Human Rights and Transitional Justice in Chile offers a synthesis of the main achievements and remaining challenges during the thirty years of transitional justice in Chile following the dictatorship of Augusto Pinochet. The Chilean experience provides useful comparative perspectives for researchers, undergraduate and graduate students, and human rights activists involved in transitional justice processes around the world. The first chapter explains the theoretical foundations of human rights and transitional justice. The second chapter analyses the main historical milestones in Chile’s recent history that have defined the course of the transitional justice process. The following chapters provide an overview of the key elements of transitional justice in Chile: truth, reparation, memory, justice and guarantees of non-repetition.

Authors

Hugo Rojas is Lecturer in Sociology of Law and Human Rights at Alberto Hurtado University and Researcher at the Millennium Institute on Violence and Democracy. He has a DPhil in Sociology from the University of Oxford, and an MSc in Law, Anthropology & Society from LSE. His most recent books include Human Rights and Transitional Justice in Chile (with M. Shaftoe, Palgrave Macmillan 2022), Past Human Rights Violations and the Question of Indifference: The Case of Chile (Palgrave Macmillan 2022), Litigación Penal Estratégica en Juicios Orales (with R. Blanco, L. Moreno & M. Decap, Tirant lo Blanch 2021).

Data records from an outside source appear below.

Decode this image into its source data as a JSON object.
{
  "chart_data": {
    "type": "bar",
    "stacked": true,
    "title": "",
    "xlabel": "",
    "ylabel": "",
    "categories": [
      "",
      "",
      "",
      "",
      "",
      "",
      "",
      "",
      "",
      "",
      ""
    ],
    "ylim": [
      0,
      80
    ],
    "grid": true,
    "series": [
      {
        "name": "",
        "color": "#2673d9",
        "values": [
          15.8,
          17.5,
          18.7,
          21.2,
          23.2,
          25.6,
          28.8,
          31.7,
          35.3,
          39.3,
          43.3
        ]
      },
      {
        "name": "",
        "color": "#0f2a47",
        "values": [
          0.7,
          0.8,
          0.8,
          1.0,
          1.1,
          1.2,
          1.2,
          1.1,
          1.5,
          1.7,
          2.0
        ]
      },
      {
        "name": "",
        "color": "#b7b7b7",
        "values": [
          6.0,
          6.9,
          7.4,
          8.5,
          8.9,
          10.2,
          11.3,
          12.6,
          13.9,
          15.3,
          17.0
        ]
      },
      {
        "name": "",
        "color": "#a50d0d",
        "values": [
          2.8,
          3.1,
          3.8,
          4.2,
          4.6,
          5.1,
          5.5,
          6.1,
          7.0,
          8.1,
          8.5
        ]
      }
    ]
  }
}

Miriam Shaftoe is Research Assistant at Alberto Hurtado University School of Law and the Millennium Institute on Violence and Democracy. She studied Social Sciences in Conflict Studies and Human Rights at the University of Ottawa and is co-author of Human Rights and Transitional Justice in Chile (Palgrave Macmillan, 2022).

Discussant

Paula Molina is Fellow at the Reuters Institute for the Study of Journalism (Oxford), Harvard Nieman Fellow, Chilean radio and TV host, book author, and founder of innovative digital and legacy media projects, including the Chilean podcast platform, CooperativaPodcast. She contributes with the BBC.